A la fin des années 60, en France, la plupart des femmes étaient encore cantonnées à la bande-dessinée pour enfants ou les livres de jeunesse. Faire autre chose ne passait pas.  Selon l’éditeur Serge Ewenczyk, "il a fallu l’arrivée d’une nouvelle génération d'auteurs femmes, au début des années 70, comme Claire Bretécher, ou Chantale Montellier, pour que les choses évoluent. Ces femmes s'adressent à un lectorat adulte, et ont pu trouver un espace d'expression dans la presse, notamment Pilote, puis dans les magazines pour adultes L'Echo des savanes, Fluide Glacial etc. "

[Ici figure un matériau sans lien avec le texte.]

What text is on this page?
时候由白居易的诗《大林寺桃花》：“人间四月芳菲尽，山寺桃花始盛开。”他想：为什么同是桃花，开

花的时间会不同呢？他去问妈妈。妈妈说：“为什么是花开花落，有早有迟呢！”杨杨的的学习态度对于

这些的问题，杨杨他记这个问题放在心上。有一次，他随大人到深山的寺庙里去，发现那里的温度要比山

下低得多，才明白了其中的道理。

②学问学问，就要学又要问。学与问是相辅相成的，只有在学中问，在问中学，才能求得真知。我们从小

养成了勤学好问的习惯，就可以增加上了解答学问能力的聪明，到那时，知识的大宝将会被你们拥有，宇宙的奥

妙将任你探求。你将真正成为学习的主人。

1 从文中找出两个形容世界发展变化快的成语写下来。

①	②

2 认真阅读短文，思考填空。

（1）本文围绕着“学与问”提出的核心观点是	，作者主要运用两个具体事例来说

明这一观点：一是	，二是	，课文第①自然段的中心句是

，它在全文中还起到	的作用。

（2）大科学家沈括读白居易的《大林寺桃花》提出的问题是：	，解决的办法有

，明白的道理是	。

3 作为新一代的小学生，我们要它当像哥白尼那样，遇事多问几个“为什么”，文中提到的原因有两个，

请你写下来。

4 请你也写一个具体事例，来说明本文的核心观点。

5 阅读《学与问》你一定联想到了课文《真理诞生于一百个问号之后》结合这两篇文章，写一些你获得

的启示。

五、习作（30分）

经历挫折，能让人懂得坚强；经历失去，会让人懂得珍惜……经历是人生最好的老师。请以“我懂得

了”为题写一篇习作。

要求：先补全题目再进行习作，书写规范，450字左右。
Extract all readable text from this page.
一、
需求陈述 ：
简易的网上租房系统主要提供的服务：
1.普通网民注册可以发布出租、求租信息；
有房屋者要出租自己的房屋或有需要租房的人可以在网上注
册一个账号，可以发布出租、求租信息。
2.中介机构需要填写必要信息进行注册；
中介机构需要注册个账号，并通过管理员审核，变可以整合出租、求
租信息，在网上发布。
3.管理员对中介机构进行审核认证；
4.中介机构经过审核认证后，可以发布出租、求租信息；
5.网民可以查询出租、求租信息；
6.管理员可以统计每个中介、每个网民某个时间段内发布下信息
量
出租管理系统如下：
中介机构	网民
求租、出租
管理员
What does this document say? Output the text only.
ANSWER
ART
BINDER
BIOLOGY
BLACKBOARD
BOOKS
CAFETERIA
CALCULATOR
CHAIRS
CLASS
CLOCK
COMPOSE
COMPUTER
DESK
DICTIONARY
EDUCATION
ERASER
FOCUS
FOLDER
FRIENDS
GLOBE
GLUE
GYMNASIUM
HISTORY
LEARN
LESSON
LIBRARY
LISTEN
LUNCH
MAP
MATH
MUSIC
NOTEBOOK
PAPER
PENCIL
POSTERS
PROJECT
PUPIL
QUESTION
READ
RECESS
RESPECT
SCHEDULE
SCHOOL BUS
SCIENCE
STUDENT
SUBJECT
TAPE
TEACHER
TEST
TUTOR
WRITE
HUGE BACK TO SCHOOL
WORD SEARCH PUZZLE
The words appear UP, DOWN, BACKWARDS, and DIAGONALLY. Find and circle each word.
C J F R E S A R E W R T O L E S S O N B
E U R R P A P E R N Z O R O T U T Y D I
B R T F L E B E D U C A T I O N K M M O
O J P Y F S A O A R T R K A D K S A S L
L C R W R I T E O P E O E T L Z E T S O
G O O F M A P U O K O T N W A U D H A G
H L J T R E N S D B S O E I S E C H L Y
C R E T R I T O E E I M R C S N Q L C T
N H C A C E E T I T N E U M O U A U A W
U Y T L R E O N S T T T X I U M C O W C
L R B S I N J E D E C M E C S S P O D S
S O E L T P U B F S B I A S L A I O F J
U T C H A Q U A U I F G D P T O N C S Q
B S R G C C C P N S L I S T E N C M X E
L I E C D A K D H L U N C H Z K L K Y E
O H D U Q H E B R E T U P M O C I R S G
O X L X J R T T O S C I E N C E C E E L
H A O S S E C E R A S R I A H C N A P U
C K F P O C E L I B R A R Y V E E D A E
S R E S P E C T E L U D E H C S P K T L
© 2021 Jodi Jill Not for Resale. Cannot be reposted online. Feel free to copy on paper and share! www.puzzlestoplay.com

Séance de dédicace avec la dessinatrice Claire Bretécher.

© PHOTOPQR/SUD OUEST

Séance de dédicace avec la dessinatrice Claire Brétécher. 

Depuis 2000, tout a bougé. C'est surtout au moment de la création d'une multitude d'éditeurs indépendants, à l’image de l'Association (éditeur, notamment, de Marjane Satrapi) dans les années 1990 que la profession d’auteur de bande dessinée se féminise enfin. "Ces éditeurs ont ouvert le champ éditorial au roman graphique, à la BD témoignage, la BD documentaire et de nombreux autres genres et étaient beaucoup plus ouvert à l'expérimentation que les éditeurs de bande dessinée franco-belge de l'époque" explique Serge Ewenczyk. "Depuis, de nombreux auteurs femmes sont arrivées sur la scène de la bande dessinée et connaissent un vrai succès, certaines étant publiées à la fois chez des petits éditeurs et par des grosses structures (Lisa Mandel, Marion Montaigne, Catherine Meurisse, Camille Jourdy, Chloé Cruchaudet etc.) Et avec l'arrivée des blogs, de la bd "girly" et le succès phénoménal de quelques auteurs femmes (Pénélope Bagieu, Margaux Motin...) les gros éditeurs sont désormais à  l'affût... "

"Ça ne fait que commencer pour les femmes." Forte de son expérience désenchantée dans le milieu, Chantale Montellier a co-créé le Prix Artemisia, qui récompense chaque année début janvier un livre de bande dessinée réalisé par une ou plusieurs femmes. "On arrive à extraire du panier une dizaine d’albums chaque année, explique-t-elle. Il y a de très bonnes choses parmi les productions féminines." Parmi les très bons crus du Prix Artemisia, il y a Catel justement. La dessinatrice est la gagnante cette année, pour sa biographie en dessin, ou "bio-graphique" comme elle l’appelle, Ainsi soit Benoîte Groult, aux éditions Grasset. Celle qui se décrit comme une exception, tant son parcours a été fluide, en est certaine : "Aujourd’hui, ça ne fait que commencer pour les femmes."